J’ai effectué la visite du château de Voltaire à Ferney, et son esprit s’y décèle encore. Le plus remarquable est la capacité du philosophe à se glorifier lui-même. Il a commandé un tableau assez mal peint au sein duquel il connaît, grâce à Apollon, une apothéose qui le place à la suite de Sophocle, Euripide, Racine et Corneille ; car il se pensait un immense dramaturge. Mais il méprisait Shakespeare.
Après sa mort, et à la Révolution, on l’a porté aux nues de nouveau, mais pour ses opuscules philosophiques ; et à mon avis, on a alors réalisé des images de meilleur goût : on voit notamment un dessin le représentant en homme de lumière, rayonnant et beau, d’une éternelle jeunesse, monté sur un cheval ailé, tandis qu’il porte à la main le visage qu’on lui connaît, devenu un simple masque; c’est assez grandiose.
La Révolution de 1789 fut souvent plus mystique qu’on ne le sait ou l’admet aujourd’hui, et un cortège glorifiant Voltaire le félicita d’avoir abattu à la fois le fanatisme et l’athéisme : car les nobles, en France, étaient fréquemment cyniques, et le roi Louis XV, lui-même, ne croyait guère en Dieu. En haut de l’échelle sociale, on se divinisait soi-même, et l’Église catholique était utile surtout parce qu’elle affirmait que l’ordre terrestre reflétait l’ordre céleste ; l’autorité du Roi était assimilée à celle de Dieu. Cela dit, Voltaire écrivit pareillement que l’utilité de la religion était de sanctifier des lois que le peuple, sinon, tendra toujours à contester, créant dans la société un perpétuel désordre ; il ne manquait pas non plus de cynisme. Il croyait quand même bien en un être suprême qui accomplissait dynamiquement la justice dans le monde ; en tout cas le disait-il.
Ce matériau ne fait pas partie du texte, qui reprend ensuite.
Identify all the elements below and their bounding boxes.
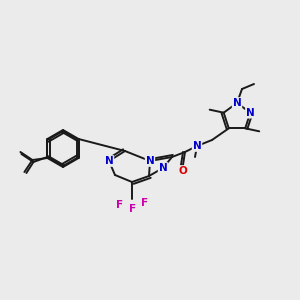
- Text: N: N: [146, 156, 154, 166]
- Text: N: N: [105, 156, 113, 166]
- Text: N: N: [232, 98, 242, 108]
- Text: O: O: [178, 166, 188, 176]
- Text: F: F: [141, 198, 148, 208]
- Text: N: N: [159, 163, 167, 173]
- Text: F: F: [116, 200, 124, 210]
- Text: N: N: [246, 108, 255, 118]
- Text: N: N: [193, 141, 201, 151]
- Text: F: F: [129, 204, 137, 214]
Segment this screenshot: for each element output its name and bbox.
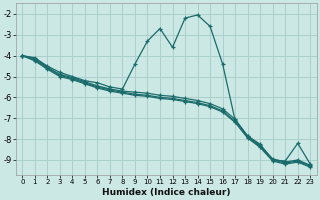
X-axis label: Humidex (Indice chaleur): Humidex (Indice chaleur) — [102, 188, 230, 197]
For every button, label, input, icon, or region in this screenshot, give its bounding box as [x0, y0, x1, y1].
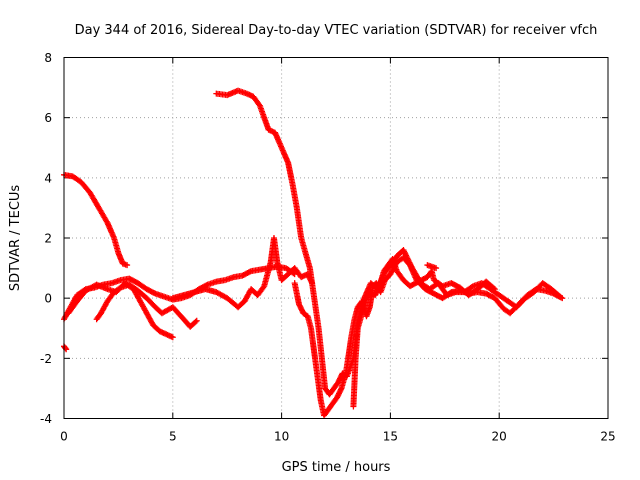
y-axis-label: SDTVAR / TECUs — [8, 185, 23, 292]
data-point — [491, 286, 498, 293]
x-tick-label: 5 — [169, 430, 177, 444]
x-axis-tick-labels: 0 5 10 15 20 25 — [60, 430, 615, 444]
series-satellite-track-1 — [61, 171, 131, 269]
data-point — [559, 295, 566, 302]
data-point — [447, 290, 454, 297]
data-points — [61, 87, 566, 419]
chart-title: Day 344 of 2016, Sidereal Day-to-day VTE… — [75, 23, 598, 38]
x-axis-label: GPS time / hours — [282, 460, 391, 475]
y-tick-label: 8 — [44, 51, 52, 65]
y-tick-label: -4 — [40, 412, 52, 426]
plot-frame — [63, 57, 609, 419]
x-tick-label: 10 — [274, 430, 289, 444]
x-tick-label: 20 — [492, 430, 507, 444]
data-point — [192, 318, 199, 325]
series-satellite-track-10 — [424, 262, 440, 272]
grid-lines — [64, 57, 608, 419]
data-point — [433, 265, 440, 272]
x-tick-label: 15 — [383, 430, 398, 444]
series-satellite-track-5 — [93, 281, 200, 330]
data-point — [193, 317, 200, 324]
data-point — [62, 345, 69, 352]
data-point — [490, 285, 497, 292]
series-satellite-track-6 — [169, 235, 316, 311]
data-point — [124, 262, 131, 269]
y-tick-label: 0 — [44, 292, 52, 306]
y-tick-label: -2 — [40, 352, 52, 366]
y-tick-label: 2 — [44, 232, 52, 246]
y-tick-label: 6 — [44, 111, 52, 125]
x-tick-label: 25 — [600, 430, 615, 444]
data-point — [260, 284, 267, 291]
y-tick-label: 4 — [44, 171, 52, 185]
y-axis-tick-labels: -4 -2 0 2 4 6 8 — [40, 51, 52, 426]
series-satellite-track-9 — [350, 256, 498, 410]
data-point — [169, 334, 176, 341]
x-tick-label: 0 — [60, 430, 68, 444]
Dans les faits, cela ne se réalisait pour lui que mollement.
Quelques tableaux qui n’étaient pas dénués de goût ornaient son salon : les nymphes s’y promenaient au clair de lune avec les amours ; la luisante Diane, trônant dans l’orbe d’argent, veillait sur ce beau monde. Lorsqu’il scrutait la nature, Voltaire ne cherchait pas à plonger le regard au-delà des objets dont il tirait des jouissances. Un abîme demeurait, je crois, entre le dieu théorique qu’il concevait et sa vie sublunaire, si j’ose dire : constituée des douceurs de l’air et des feux qui l’embrasent ! Il participait d’une forme de baroque dégénéré, presque entièrement happé par les forces d’en bas. Rousseau, regardant la nature d’un œil plus digne, encourageait à y trouver et à contempler la figure de l’Être suprême ; il rejetait les images de la mythologie dont Voltaire appréciait la sensualité, parce que, dans les astres mêmes, ou leur lumière, il ne voulait rien voir qui fût indigne de ce que pouvait concevoir l’intelligence de l’Homme. Il avait une forme de piété ; le philosophe de Ferney restait disciple d’Épicure.